Gert Jan Bolt was een van de aanjagers, de ambassadeurs die Sociale Veerkracht zijn gaan invoeren in de Sociale Teams. Bolt: ‘Sociale Veerkracht is niet echt een project, maar meer een manier van denken, een manier hoe we de hulpverlening zien. Hoe we vaak mensen afhankelijk maken van de hulpverlening en de instanties. We kijken nu in de Sociale Teams veel meer naar hoe mensen met problemen hun eigen netwerk, familie, buren of vrienden, kunnen vragen te helpen. Soms zijn contacten verwaterd waardoor er geen contact meer is. We stimuleren om te kijken wie je allemaal kent en hoe deze mensen te betrekken. Daarmee doe je minder een beroep op de hulpverleners, die al enorm belast zijn met veel cliënten. Er zijn door deze manier van werken ook veel minder indicaties dan eerder. Professionele hulp kan nog steeds nodig zijn, maar zal beter kunnen aansluiten op wat mensen zelf kunnen, met de mensen om hen heen. Anders over zorg, hulp en ondersteuning nadenken is wennen en zal tijd kosten, zowel bij de inwoners als bij de Sociale Teams en de gemeente.' 

De kracht van contact

Volgens Offereins los je al veel problemen op door mensen weer met elkaar in contact te brengen. ‘Denk aan families die elkaar uit het oog zijn verloren of moeders die onzeker zijn over de opvoeding van de kinderen. In plaats van professionele hulp in te schakelen worden ze aangemoedigd steun te vinden bij elkaar. ‘Moeders van Midden-Groningen’ is hiervan een mooi voorbeeld. Daar helpen jonge moeders elkaar. De visie is: minder afhankelijk van het systeem van hulpverlening of de gemeente en meer vertrouwen in de kracht van mensen zelf. We hebben jarenlang alles van mensen overgenomen. Nu moeten we leren loslaten en ruimte geven.’  Offereins benadrukt dat professionele hulp soms ook nodig blijft bij complexe situaties. ‘Maar in veel gevallen kunnen mensen met een duwtje in de rug zelf verder. Hulpverleners zijn vaak tijdelijk in het leven van mensen. Daarom is het ook zo belangrijk om de kring om mensen heen te versterken.’ 

Kleine initiatieven, groot effect

De rol van de gemeente verandert daarmee ook. Niet meer ‘regelen en alles oplossen’ maar eerder faciliteren, in feite betalen. Wandelgroepen, welzijnscoaches en buurthuizen worden ondersteund, zodat mensen weer zelf vorm kunnen geven aan hun leven. ‘We investeren in gemeenschap en verbinding. Dat hoeft niet altijd heel veel te kosten. Met een wandeling en koffie kom je al een heel eind’, zo vindt Offereins.  

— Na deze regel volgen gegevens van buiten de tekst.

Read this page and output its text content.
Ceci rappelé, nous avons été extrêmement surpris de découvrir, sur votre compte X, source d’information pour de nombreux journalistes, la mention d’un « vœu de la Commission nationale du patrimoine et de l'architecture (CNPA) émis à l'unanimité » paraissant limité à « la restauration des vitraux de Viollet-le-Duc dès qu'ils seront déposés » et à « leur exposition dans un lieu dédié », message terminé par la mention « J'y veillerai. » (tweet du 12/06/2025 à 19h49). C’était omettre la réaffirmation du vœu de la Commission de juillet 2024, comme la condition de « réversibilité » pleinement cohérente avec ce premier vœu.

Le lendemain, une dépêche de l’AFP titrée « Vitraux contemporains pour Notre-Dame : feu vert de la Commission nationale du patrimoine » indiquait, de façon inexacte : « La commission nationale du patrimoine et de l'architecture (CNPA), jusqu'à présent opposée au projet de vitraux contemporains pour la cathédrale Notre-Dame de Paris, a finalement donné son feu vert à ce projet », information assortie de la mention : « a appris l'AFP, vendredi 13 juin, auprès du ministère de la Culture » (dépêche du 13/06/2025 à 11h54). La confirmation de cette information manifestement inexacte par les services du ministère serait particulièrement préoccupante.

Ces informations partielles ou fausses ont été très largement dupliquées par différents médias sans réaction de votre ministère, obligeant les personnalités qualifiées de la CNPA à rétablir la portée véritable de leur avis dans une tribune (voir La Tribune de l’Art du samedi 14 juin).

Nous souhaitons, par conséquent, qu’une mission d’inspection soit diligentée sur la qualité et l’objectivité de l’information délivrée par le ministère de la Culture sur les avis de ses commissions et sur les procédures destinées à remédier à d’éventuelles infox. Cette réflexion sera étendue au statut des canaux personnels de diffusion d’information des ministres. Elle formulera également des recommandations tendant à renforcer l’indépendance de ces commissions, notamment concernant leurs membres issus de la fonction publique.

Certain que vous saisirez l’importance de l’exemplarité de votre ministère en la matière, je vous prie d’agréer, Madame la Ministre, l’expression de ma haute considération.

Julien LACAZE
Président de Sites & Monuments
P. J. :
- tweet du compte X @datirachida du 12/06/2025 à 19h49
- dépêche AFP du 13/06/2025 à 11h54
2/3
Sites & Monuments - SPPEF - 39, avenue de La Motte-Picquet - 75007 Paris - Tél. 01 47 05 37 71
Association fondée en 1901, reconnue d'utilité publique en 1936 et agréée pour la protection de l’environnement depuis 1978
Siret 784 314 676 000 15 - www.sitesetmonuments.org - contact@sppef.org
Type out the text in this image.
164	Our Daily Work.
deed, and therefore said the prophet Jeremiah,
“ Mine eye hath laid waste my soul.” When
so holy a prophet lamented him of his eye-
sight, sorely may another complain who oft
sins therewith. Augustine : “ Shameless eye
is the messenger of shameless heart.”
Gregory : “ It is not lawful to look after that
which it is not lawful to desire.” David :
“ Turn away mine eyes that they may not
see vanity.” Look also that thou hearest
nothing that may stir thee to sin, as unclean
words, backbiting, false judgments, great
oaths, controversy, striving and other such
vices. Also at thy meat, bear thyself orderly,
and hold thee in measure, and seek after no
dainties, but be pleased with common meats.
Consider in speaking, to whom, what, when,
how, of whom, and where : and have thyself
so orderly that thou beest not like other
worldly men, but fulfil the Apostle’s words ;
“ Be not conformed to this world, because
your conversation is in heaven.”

Vakmanschap boven bureaucratie

Voor de zomer is er door een onderzoeksgroep een eindrapport geschreven en aan de gemeenteraad gepresenteerd. In dit onderzoeksrapport ‘Vertrouwen in mensen en processen’ is te lezen dat er een grote druk is op de hulpverleners om zich te verantwoorden. Volgens Bolt, die in de onderzoeksgroep zat om de ontwikkeling van Sociale Veerkracht te volgen, is men in de Sociale Teams 40% van de tijd bezig met de administratie. ‘Het is vreemd dat de politiek minder administratie eist en ondertussen wel meer verslaglegging verwacht. Er is te veel tijdsdruk en bureaucratie. Vertrouw meer op het vakmanschap van de hulpverlener!’ 

Terug naar de kern

Ook wethouder Offereins vindt dat er meer contact moet zijn met de mensen en minder tijd besteed moet worden aan ‘het papier’; 40% is veel te veel. ‘Dat moet echt minder. We moeten terug naar de kern: contact met de mensen. Niet alles hoeft dichtgetimmerd worden met regels. Laat zien dat mensen het zelf kunnen. Geef vertrouwen, geef ruimte. Dan ontdekken ze hun eigen kracht en mogelijkheden. En dat is ook wel waar het om gaat bij Sociale Veerkracht: weten dat je niet alles alleen hoeft te doen, maar ook niet meteen de hulpverlener hoeft in te schakelen.’